To study the genetic basis of tumor progression, we have screened 37 hormone-refractory prostate carcinomas for genetic changes by comparative genomic hybridization (CGH). All recurrent tumors showed genetic aberrations, with a mean total number of changes per tumor of 11.4 (range, 3 to 23). The most common genetic aberrations were losses of 8p (72.5%), 13q (50%), 1p (50%), 22 (45%), 19 (45%), 10q (42.5%), and 16q (42.5%) and gains of 8q (72.5%), 7q (40%), Xq (32.5%), and 18q (32.5%).

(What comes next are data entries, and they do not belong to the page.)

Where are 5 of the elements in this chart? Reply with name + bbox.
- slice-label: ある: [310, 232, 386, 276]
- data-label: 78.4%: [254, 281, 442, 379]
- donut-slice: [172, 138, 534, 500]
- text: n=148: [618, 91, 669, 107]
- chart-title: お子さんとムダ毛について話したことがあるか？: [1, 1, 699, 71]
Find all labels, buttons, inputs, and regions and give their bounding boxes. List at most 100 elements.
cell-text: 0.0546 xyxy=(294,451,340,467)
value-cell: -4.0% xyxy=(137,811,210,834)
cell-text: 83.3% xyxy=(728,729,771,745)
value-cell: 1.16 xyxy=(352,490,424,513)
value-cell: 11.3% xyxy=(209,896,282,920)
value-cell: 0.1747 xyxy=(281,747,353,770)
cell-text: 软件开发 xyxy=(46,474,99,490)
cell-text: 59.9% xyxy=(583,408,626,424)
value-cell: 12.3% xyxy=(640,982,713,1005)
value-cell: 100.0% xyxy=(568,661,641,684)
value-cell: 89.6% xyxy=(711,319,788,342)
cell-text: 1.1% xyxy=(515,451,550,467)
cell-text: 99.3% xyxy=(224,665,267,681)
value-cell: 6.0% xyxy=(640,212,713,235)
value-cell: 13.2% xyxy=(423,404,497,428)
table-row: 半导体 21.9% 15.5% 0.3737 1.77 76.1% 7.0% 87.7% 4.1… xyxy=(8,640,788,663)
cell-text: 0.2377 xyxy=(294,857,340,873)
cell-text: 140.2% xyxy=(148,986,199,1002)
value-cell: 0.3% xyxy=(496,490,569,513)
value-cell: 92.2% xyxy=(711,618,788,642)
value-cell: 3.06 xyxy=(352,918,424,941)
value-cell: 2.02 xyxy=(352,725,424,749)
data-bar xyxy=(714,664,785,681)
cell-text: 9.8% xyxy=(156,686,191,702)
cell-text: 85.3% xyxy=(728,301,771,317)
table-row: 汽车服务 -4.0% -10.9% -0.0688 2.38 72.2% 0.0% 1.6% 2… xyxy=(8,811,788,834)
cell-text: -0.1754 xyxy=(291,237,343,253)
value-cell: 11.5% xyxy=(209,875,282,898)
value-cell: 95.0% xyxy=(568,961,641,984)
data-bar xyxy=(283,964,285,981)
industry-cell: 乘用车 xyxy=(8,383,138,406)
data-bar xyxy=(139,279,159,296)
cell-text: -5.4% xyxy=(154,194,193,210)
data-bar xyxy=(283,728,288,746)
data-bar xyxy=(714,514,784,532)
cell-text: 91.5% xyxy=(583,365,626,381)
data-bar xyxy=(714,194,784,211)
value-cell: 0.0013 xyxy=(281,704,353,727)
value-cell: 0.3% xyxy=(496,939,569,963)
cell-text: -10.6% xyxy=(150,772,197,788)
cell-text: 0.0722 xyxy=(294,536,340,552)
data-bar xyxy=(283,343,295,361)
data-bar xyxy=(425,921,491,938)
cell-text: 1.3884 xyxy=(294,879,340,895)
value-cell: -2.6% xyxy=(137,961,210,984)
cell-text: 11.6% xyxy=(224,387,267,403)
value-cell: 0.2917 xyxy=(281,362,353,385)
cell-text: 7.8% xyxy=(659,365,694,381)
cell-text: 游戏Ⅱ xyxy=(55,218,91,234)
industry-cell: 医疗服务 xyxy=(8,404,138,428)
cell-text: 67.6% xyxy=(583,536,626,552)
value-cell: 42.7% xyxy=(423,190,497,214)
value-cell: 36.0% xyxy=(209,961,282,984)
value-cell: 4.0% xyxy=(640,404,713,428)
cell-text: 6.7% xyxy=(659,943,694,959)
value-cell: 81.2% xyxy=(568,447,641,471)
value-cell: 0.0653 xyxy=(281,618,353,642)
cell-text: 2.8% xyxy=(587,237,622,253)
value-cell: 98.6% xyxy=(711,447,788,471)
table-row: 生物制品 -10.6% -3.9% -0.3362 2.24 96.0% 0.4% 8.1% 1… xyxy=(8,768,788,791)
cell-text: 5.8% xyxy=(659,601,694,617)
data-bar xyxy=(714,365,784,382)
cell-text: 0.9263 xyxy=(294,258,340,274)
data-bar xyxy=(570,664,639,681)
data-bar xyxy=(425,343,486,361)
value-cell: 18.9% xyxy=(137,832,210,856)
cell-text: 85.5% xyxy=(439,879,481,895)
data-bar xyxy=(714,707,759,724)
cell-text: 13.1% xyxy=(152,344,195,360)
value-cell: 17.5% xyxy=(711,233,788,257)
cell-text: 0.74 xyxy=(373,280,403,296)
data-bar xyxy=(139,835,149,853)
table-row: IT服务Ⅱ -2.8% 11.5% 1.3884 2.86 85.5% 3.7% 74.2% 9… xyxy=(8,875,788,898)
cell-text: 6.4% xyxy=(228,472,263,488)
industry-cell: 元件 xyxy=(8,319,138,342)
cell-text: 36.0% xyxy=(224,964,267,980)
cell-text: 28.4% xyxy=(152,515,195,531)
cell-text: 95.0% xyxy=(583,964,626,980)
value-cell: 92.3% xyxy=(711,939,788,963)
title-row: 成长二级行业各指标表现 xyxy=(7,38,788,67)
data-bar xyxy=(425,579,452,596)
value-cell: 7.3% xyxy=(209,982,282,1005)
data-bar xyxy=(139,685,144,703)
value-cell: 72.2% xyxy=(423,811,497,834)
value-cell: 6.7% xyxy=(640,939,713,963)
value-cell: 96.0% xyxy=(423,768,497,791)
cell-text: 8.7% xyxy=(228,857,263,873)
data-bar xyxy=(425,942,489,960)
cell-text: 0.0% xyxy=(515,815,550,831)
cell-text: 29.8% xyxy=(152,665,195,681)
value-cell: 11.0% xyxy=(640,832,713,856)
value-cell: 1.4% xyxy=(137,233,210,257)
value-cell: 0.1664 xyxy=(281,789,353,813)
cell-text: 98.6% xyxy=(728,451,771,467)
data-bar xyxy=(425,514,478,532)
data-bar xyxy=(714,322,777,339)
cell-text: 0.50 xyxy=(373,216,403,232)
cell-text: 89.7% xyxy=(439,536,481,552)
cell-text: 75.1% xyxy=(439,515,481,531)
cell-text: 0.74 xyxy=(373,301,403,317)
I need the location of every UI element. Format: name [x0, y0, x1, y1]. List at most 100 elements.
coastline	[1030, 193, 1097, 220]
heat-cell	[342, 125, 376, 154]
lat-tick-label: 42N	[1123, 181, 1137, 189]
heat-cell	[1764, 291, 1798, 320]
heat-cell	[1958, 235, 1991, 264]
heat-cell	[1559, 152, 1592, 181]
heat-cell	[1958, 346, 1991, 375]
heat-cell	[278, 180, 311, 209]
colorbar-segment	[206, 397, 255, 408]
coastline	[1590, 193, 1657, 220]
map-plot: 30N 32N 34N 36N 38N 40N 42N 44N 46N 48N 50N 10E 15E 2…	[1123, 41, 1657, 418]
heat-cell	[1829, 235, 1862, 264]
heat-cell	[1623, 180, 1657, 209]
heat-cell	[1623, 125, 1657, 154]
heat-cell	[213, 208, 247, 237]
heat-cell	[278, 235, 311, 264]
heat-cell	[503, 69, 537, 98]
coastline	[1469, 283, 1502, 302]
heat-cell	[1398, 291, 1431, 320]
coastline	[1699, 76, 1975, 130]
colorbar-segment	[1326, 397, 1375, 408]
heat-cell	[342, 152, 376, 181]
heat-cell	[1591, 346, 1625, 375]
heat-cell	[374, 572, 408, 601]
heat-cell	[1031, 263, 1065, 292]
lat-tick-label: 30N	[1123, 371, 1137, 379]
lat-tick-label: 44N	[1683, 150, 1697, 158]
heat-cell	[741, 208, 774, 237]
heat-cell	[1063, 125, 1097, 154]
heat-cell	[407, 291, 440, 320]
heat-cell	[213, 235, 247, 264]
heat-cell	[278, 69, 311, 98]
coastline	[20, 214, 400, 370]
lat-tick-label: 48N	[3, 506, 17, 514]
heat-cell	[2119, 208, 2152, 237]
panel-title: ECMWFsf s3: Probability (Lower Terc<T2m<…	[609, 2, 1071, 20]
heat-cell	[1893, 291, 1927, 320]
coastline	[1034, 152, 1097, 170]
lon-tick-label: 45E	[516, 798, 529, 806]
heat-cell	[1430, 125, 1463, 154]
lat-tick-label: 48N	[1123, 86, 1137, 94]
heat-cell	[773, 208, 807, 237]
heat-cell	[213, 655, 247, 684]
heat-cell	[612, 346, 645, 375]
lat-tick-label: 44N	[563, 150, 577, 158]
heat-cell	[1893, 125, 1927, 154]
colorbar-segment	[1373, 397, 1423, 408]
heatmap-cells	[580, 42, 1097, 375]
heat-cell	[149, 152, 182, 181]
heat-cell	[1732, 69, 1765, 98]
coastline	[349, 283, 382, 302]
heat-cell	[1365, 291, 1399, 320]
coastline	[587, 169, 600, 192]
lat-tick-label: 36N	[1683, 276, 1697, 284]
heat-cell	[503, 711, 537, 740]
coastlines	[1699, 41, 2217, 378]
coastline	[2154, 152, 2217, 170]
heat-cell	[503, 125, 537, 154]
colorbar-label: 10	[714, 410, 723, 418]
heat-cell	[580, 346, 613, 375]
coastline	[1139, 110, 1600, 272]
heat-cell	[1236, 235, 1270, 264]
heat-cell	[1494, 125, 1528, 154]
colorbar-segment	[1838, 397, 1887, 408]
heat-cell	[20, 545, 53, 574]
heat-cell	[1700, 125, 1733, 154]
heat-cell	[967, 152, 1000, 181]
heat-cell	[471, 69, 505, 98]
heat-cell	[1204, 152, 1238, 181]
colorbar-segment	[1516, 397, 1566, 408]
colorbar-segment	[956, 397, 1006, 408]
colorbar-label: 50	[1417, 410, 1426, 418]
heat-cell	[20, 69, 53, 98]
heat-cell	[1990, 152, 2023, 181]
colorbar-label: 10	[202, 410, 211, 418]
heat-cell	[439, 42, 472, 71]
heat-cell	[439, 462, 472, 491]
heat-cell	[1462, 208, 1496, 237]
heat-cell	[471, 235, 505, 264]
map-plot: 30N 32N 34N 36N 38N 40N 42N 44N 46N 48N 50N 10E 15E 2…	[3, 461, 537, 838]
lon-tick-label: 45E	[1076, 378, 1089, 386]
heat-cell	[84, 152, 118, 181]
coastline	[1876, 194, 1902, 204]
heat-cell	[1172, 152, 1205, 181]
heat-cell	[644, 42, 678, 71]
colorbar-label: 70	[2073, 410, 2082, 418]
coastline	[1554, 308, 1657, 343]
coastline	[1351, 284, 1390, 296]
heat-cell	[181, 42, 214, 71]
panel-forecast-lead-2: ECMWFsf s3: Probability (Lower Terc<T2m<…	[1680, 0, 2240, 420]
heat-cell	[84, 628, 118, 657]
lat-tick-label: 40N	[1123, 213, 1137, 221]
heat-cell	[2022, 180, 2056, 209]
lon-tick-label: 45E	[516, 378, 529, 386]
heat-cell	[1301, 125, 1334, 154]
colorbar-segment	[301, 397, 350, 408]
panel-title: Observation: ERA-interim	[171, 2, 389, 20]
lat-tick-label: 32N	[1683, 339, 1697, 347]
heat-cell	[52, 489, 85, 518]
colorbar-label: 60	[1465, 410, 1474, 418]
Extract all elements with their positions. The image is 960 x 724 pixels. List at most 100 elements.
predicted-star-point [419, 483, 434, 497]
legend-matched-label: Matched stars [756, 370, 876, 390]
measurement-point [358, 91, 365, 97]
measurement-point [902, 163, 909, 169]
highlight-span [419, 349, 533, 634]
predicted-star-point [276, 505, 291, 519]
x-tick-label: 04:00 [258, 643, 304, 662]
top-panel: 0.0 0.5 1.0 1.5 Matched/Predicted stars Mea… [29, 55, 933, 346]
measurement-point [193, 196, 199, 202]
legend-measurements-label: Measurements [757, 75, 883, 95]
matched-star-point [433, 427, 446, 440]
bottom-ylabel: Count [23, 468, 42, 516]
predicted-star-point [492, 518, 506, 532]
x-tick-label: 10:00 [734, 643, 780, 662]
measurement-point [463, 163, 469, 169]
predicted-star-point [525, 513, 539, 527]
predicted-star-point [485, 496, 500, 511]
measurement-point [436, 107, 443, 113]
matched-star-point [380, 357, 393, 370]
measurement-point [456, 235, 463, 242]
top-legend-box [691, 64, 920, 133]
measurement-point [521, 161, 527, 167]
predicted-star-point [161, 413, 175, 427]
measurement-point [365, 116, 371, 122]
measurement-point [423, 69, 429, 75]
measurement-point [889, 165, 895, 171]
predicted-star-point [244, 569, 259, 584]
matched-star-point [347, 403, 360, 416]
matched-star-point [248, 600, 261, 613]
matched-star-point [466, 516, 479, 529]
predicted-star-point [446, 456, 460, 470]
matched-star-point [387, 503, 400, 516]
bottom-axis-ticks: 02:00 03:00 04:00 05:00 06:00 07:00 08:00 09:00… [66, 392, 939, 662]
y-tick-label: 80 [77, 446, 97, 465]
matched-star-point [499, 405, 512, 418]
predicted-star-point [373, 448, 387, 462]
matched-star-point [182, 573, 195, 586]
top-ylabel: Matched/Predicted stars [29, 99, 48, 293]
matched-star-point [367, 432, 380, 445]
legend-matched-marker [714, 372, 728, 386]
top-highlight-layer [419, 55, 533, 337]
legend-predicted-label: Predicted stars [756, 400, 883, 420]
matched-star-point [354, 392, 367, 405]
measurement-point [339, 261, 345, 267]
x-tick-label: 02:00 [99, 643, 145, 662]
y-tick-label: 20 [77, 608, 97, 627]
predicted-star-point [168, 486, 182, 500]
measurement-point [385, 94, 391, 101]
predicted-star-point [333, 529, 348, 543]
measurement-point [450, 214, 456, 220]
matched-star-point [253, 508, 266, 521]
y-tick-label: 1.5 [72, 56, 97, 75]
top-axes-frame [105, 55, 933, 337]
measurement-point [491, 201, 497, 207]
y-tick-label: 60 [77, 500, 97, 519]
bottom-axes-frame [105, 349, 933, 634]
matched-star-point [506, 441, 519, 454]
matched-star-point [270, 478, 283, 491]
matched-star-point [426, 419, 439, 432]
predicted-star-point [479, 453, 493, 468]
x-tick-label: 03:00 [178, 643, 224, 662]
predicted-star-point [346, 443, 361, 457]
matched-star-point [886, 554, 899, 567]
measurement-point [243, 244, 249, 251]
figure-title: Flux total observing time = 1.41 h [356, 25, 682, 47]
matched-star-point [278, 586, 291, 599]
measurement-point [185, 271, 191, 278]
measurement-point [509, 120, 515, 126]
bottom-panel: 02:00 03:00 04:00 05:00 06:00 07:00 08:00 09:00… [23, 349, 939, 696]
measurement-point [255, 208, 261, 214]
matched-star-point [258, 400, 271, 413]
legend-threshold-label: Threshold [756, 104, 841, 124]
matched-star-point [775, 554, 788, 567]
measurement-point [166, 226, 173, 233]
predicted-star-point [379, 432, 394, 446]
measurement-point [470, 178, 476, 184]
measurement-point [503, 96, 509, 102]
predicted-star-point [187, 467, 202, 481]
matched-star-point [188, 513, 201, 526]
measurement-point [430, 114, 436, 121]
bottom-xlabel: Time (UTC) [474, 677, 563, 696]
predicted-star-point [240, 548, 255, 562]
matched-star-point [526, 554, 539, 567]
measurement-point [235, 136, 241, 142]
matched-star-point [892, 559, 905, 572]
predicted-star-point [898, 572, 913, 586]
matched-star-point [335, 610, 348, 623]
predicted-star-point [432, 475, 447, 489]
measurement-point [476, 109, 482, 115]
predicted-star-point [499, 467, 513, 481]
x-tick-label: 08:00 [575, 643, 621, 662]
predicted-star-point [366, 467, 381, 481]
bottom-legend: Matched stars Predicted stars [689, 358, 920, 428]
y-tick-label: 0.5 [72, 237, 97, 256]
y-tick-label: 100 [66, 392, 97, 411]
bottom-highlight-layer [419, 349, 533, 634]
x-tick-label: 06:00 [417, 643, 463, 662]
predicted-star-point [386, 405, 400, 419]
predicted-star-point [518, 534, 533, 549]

The CGH results were further validated with fluorescence in situ hybridization (FISH) using probes for pericentromeric regions of chromosomes 7, 8, and 18 as well as probes for caveolin (7q31), c-myc (8q24), and bcl-2 (18q21.3). In addition, the samples had previously been analyzed for androgen receptor gene copy number. CGH and FISH results were concordant in 78% of cases. Seventeen of twenty-two tumors showed an increased copy number of c-myc by FISH. However, only 5 of 17 (29%) of the cases showed high-level (more than threefold) amplification. Both CGH and FISH findings suggested that in most of the cases 8q gain involves the whole q-arm of the chromosome. Four of seventeen (24%) cases showed increased copy number of bcl-2 by FISH; however, no high-level amplifications were found. To evaluate the clonal relationship of the primary and recurrent tumors, six primary-recurrent tumor pairs from the same patients were studied by CGH. In three of six cases (50%), the recurrent tumor had more than one-half of the aberrations found in the corresponding primary tumor, indicating a close clonal relationship. In the rest of the cases, such a linear clonal relationship was less evident. Altogether, these results suggest that recurrent prostate carcinomas are genetically unstable. The resulting heterogeneity may well underlie the poor responsiveness of hormone-refractory tumors to treatment.

Figure 1.

Summary of all DNA sequence copy number changes in 37 recurrent prostate carcinomas detected by CGH. Gains are shown on the left side of the chromosome ideograms and losses on the right. One bar represents one tumor. Chromosome Y was excluded from the analysis.

Figure 2.

Mean green-to-red ratio profiles with ±1 SD from pter to qter obtained from CGH analysis of four locally recurrent hormone-refractory paraffin-embedded prostate tumors. The dotted lines represent ratio values of 0.85 and 1.15. a: Normal; b: Loss of 8p22-pter, gain of 8q21-q22; c: Gain of 8q12-qter with higher-level amplification at 8q24; d: Loss of 8p and gain of 8q12-qter; e: Chromosome 8 idiogram.

Figure 3.

Interphase FISH analyses of hormone-refractory prostate cancer with probes for chromosome 8 centromere (in green) and c-myc (in red) (a), chromosome 7 centromere (in red) and caveolin (in green) (b), and chromosome 18 centromere (in red) and bcl-2 (in green) (c). a: Multiple copies of c-myc and three copies of centromere are seen. b: Four copies of centromere and caveolin are seen. c: Three copies of centromere and five copies of bcl-2 are found. Nuclei are counterstained with DAPI.